Santé
Publié il y a 6 jours - Mise à jour le 23.11.2022 - Thierry Allard - 2 min  - vu 379 fois

UZÈS La sécurité du patient passe par la formation continue des soignants

La réalité augmentée est utilisée pour la formation continue des soignants

- Photo : Thierry Allard

La semaine de la sécurité du patient, événement national organisé par les autorités de santé, est passée par le Centre hospitalier d'Uzès ce mardi. Au menu : des ateliers parfois innovants pour veiller à la formation continue des soignants.

Le thème de cette édition est simple : la prévention des événements indésirables associés aux soins. En clair et par exemple : éviter, par un manquement à l'hygiène, de provoquer une infection grave sur le patient, d'autant que les patients du centre hospitalier d'Uzès sont en grande majorité des personnes âgées, souvent dépendantes. Et avec ces patients peut-être plus qu'avec d'autres, "même en partant avec de bonnes intentions, si on ne respecte pas les conditions de sécurité, notre action peut-être délétère", explique Noémie Manetta, infirmière référente qualité de l'établissement. 

En premier chef : la désinfection des mains. "80 % des infections liées aux soins sont manuportées", avance Carine Garau, infirmière hygiéniste au CH d'Uzès, derrière sa "boîte à coucou". Ce nom bucolique cache un caisson dans lequel on glisse les mains après les avoir frictionnées au gel hydroalcoolique. On regarde à travers une fente, et toutes les zones désinfectées s'illuminent en bleu, ce qui permet de voir que certaines zones, comme les pouces ou les poignets, passent souvent au travers de la désinfection. 

Tout à côté un atelier de "marelle vaccination" était proposé. Cette fois, les soignants étaient invités à choisir un chiffre entre 1 et 10 correspondant à une idée reçue sur la vaccination. "L'idée est de sensibiliser le personnel médical, leur rappeler qu'ils peuvent être vecteurs de contamination, alors que seulement 17,5 % des soignants étaient vaccinés contre la grippe en 2021", note Noémie Manetta. 

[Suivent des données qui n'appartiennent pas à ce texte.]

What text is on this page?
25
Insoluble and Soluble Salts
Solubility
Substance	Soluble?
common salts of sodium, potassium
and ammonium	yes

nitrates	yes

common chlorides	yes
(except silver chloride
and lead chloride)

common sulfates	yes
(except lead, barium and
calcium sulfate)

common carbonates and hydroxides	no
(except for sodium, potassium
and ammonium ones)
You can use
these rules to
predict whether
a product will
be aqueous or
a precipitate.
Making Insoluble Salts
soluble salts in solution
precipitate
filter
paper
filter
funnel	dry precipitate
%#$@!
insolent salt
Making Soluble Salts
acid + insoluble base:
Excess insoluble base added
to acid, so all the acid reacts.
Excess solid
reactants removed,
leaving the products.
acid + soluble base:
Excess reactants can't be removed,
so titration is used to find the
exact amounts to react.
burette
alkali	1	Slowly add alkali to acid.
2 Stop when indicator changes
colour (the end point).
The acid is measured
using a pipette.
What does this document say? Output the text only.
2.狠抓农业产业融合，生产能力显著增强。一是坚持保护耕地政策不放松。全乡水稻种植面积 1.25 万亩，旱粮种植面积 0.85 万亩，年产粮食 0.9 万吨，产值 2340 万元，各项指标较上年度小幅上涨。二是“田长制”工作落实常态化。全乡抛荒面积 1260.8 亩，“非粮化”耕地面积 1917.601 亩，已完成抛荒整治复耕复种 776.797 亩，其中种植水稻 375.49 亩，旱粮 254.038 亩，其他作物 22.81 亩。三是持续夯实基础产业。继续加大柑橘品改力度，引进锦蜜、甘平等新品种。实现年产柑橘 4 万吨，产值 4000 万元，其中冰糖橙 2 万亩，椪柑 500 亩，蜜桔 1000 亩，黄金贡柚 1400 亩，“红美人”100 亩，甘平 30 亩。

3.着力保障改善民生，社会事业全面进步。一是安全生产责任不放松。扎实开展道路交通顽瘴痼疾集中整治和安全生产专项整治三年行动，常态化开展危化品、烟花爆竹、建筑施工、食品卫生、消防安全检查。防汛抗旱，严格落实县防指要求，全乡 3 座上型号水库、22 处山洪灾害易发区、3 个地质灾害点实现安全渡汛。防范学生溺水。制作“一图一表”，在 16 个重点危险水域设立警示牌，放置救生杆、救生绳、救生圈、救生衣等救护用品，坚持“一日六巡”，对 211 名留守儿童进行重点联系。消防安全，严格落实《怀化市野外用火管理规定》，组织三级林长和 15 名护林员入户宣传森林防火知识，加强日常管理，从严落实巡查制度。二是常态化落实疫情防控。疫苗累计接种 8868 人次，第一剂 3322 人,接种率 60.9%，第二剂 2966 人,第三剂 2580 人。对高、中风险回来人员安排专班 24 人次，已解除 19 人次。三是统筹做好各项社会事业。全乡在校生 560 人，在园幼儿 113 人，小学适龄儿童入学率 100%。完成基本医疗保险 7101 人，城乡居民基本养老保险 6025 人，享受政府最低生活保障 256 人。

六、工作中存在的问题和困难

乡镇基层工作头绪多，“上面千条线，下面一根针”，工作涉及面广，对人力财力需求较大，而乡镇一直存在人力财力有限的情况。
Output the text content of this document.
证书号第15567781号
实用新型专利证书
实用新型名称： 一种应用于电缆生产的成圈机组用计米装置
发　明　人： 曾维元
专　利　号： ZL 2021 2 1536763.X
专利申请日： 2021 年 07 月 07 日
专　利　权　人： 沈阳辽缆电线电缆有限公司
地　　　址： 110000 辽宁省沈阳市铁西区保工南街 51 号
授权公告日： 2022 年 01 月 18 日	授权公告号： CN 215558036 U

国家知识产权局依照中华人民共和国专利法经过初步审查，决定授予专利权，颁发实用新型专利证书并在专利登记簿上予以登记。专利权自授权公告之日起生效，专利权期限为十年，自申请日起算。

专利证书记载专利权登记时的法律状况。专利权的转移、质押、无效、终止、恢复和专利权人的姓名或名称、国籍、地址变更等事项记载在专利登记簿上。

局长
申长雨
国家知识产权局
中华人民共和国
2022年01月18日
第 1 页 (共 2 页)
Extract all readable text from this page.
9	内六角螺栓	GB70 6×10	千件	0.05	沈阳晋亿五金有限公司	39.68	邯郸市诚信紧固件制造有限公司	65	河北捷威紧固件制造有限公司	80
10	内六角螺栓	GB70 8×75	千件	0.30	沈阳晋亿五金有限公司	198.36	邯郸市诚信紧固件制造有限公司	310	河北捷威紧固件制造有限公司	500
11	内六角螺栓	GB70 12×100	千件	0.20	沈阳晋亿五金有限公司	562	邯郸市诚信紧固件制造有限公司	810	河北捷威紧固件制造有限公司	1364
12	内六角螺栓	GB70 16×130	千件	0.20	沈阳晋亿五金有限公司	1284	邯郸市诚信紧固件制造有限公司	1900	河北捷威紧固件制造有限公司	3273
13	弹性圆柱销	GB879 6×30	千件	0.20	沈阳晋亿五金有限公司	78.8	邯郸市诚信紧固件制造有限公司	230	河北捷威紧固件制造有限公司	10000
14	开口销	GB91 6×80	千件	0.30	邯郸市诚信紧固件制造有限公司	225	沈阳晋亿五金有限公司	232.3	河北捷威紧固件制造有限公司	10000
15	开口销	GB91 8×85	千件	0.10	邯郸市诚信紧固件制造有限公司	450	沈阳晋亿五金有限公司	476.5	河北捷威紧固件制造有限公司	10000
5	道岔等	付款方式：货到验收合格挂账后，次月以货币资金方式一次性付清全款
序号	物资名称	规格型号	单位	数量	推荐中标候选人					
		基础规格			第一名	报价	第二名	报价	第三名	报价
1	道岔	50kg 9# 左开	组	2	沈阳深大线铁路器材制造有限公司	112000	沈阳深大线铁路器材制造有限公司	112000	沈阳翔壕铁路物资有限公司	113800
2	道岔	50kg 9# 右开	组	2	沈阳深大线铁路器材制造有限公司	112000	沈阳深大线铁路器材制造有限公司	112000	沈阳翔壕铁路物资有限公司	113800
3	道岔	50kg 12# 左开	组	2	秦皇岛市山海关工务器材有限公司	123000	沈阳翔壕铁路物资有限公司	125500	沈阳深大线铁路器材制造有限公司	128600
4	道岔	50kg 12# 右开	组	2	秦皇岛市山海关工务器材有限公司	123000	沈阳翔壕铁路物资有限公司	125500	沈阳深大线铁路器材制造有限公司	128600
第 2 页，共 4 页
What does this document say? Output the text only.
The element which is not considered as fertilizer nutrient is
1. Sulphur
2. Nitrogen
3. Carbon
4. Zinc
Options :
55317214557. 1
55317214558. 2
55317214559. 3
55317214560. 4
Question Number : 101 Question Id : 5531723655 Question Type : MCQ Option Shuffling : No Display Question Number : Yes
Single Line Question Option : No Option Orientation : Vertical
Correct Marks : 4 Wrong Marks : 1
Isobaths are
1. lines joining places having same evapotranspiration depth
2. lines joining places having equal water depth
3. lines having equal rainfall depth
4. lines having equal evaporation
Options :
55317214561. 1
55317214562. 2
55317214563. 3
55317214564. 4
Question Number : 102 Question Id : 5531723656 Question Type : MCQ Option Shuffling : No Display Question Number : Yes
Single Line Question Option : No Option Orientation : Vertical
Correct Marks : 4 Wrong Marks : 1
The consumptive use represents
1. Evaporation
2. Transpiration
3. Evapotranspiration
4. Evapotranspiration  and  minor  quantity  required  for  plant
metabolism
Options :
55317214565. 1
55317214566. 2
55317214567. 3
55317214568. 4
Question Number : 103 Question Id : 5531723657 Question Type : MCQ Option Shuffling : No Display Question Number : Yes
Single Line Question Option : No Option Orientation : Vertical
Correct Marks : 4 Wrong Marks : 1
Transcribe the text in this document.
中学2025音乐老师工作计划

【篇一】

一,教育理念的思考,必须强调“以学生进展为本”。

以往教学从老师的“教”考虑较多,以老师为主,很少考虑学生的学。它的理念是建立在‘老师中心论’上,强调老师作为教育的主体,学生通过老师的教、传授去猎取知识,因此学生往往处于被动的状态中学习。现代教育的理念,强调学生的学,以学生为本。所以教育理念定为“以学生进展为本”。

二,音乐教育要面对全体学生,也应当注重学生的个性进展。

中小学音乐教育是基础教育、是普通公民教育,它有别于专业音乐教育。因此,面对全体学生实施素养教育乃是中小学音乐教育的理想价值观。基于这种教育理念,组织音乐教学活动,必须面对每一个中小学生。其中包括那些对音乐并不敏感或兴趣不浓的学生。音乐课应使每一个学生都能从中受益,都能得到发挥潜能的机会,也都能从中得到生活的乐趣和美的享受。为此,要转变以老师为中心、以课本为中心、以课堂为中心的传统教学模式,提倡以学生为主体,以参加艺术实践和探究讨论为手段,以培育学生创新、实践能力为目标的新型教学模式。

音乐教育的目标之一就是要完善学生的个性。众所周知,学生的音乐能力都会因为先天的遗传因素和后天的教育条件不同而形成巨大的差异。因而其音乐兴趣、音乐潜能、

Et, comme au centre hospitalier d'Uzès on aime tester des innovations, un atelier de réalité virtuelle était proposé. Le soignant, muni d'un casque de réalité virtuelle et d'un pointeur, doit détecter les sept erreurs volontairement glissées dans une chambre de patient, le tout en 7 minutes 30. "Auparavant, nous avions une chambre des erreurs avec un mannequin, mais il était difficile d'aller dans l'ensemble des services, puisque nous avons dix Ehpads", explique Marilyn Fuentes, gestionnaire des risques de l'établissement. À l'issue de l'exercice, une attestation de formation est délivrée au soignant. "Ce n'est pas un jeu, c'est de la formation continue", souligne la cadre de santé. 

Et tout au long de la semaine, les soignants de l'hôpital d'Uzès sont aussi invités à répondre à un questionnaire "pour évaluer leurs réflexes de sécurité, comme aller se référer à tel ou tel protocole, pour évaluer notre culture de la sécurité", développe Noémie Manetta. Et puisqu'il est toujours bon de pratiquer tous ces dispositifs théoriques, un entraînement sur les urgences vitales sera réalisé en février prochain au sein de l'établissement.